7 Ways To Mitigate Your Anxiety from Social Media
Posted on Jun 26, 2018
These days, it’s pretty easy to feel anxiety from social media. For anyone with a smartphone, information overload seems to have become the default setting. Apps and websites are competing for your time, attention, and dopamine (the neurotransmitter responsible for making your brain anticipate a potential reward). “Get addicted to us!” They scream. We’re flashy and pretty, and if you scroll through us, maybe you can be flashy and pretty, too! Emphasis on the maybe -- by pandering to our insecurities, desires, and curiosity, we’ll never feel like we’re enough or have enough. Furthermore, the curated realities we portray on social media (I am guilty of this, too) are merely a form of self-marketing. We pick and choose what we want to show the world, so nothing is 100% accurate. So, how do we keep our addiction to it in check so it enhances – rather than harms – our psyche?
1. Streamline your timeline. Hit the “Unfollow” button for any person, group, or organization that leaves you feeling more anxious than fulfilled after you see their posts. Full disclosure: I actively follow groups like the ACLU and Southern Poverty Law Center and their posts these days really fill me with dread and fear for the future. I try to find ways to channel these feelings toward a healthy outlet, such as donating to worthy causes and talking it out with loved ones.
2. By the same token, hit “Follow” for people and posts that are uplifting and inspiring. You know best what your values and beliefs are, so if someone aligns with them, go ahead and follow them! Just remember to put a time limit on your scrolling.
3. Know that the “sparkly” pictures only tell half the story. While Pinterest and Instagram stories are fun and enticing to look at (for hours!), know that these posts have taken hours, sometimes days, to put together. There’s no need to feel envious because you know the people in the pictures are dealing with the same daily drudges – diapers, messy spills, mean bosses, or angry clients – as the rest of us.
4. Set time limits. “But the organizing tips are really useful!” If unfollowing isn’t an option, train yourself to stick to designated “social media times” throughout the day, such as a nightly Facebook check. I know it’s SO hard to resist checking your updates if you’re standing in line or at the doctor’s office, but the rewards far outweigh the drawbacks. By spending less time on social media, you’re not as invested in every update, and you'll free up time to do… anything! Talking face to face with your friends, kids, husband, or mailman! Watching birds fly! Reading that book that’s catching dust on your shelf! Learning to knit!

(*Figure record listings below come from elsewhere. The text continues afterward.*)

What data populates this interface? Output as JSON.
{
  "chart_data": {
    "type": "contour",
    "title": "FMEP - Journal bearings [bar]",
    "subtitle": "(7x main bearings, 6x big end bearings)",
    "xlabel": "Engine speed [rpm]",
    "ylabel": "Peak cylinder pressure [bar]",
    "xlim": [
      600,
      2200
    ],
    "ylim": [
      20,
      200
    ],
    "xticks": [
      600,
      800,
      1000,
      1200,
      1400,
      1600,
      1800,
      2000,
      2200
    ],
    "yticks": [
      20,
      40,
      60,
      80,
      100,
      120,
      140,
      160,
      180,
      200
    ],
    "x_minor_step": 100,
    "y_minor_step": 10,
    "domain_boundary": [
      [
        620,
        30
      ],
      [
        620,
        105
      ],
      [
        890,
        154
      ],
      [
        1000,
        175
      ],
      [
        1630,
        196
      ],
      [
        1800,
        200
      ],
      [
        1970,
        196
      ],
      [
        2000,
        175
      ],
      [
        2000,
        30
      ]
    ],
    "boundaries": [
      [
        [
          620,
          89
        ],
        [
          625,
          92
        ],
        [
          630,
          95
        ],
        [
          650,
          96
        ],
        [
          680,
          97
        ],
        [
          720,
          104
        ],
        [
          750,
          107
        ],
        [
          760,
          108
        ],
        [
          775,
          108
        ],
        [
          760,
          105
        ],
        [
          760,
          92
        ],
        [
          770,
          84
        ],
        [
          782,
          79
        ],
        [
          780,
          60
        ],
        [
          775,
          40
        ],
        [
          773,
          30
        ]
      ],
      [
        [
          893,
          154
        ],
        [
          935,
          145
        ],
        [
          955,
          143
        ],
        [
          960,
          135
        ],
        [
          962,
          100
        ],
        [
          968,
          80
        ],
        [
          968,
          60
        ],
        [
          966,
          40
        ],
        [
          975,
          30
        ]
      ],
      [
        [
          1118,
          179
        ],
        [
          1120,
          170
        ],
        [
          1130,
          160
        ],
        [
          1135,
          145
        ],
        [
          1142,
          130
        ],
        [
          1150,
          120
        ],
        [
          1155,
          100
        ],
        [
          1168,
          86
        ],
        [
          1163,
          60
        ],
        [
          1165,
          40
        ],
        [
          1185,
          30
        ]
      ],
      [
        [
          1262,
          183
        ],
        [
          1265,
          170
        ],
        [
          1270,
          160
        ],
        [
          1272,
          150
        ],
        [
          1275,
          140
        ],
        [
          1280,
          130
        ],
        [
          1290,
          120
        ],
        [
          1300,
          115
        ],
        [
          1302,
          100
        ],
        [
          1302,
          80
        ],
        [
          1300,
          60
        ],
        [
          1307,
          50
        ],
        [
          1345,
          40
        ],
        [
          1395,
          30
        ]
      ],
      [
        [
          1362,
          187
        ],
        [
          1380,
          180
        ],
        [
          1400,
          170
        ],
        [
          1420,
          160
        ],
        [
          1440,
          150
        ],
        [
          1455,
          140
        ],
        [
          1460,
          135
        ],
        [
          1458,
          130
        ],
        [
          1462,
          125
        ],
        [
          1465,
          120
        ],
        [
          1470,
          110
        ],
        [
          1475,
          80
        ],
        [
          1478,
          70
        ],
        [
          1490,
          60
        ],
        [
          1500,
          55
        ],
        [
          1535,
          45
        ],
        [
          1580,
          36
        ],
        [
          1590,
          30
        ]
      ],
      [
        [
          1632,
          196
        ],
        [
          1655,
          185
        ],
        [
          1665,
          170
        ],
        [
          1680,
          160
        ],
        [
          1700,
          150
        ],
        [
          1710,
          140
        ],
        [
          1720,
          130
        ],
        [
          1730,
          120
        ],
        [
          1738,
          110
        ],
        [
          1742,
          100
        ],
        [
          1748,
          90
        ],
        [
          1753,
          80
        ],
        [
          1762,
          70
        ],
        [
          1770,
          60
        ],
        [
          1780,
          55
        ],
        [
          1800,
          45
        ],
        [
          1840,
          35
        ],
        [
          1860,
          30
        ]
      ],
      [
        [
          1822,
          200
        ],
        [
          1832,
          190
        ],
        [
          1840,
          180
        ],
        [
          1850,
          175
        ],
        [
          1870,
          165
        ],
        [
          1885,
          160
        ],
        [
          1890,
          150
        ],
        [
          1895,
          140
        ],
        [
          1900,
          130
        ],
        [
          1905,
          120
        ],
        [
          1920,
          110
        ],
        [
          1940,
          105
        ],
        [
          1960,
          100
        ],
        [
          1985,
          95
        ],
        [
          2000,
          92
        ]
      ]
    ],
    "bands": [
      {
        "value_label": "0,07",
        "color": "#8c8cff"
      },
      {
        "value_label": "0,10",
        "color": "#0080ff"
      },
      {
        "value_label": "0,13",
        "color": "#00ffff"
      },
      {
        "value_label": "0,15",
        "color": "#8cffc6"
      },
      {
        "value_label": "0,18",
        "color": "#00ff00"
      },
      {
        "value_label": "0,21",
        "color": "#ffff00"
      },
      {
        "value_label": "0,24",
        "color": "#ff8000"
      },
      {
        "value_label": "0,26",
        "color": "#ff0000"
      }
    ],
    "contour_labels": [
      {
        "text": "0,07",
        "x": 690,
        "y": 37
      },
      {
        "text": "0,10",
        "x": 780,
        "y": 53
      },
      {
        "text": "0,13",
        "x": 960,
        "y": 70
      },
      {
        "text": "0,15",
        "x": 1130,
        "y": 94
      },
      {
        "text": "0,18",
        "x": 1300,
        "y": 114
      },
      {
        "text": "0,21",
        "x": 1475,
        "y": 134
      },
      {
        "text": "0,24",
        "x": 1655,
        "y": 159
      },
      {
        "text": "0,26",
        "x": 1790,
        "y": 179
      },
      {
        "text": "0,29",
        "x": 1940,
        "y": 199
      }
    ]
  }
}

5. Anytime you reach for your phone, stop and think “What am I checking my phone for?” Unless it needs to be done at that moment, wait until your nightly Facebook check.
6. Remind yourself of what you can be doing instead. Paul Bonea writes about setting time limits to be more productive, and the same can be applied to mitigating anxiety from social media, as well. For each extra minute you spend online, think about what you’re missing out on, instead.
7. Get curious about your social media addiction. This TED Talk breaks down the powerful cycles we train our brains to go through for feeding our various addiction. He uses smoking as an example, but the same can be applied to scrolling through our phones and social media constantly. If you break the pattern by becoming mindful and curious about why you want to check your updates, you’re overcoming half the battle right there.
Social media isn’t inherently bad and can even be a remarkably powerful tool. Facebook’s original mission of “making the world more open and connected” has been carried out pretty effectively. Social media has sparked massive movements for social change like the Arab Spring, March for Our Lives, Women’s March, and over $20 million raised for reuniting separated migrant children from their families just this past week! However, if left unchecked, our addiction to social media can become dangerous. If you can make an extra effort to be mindful of how you use it and when, it’ll help decrease your anxiety and FOMO by a long shot.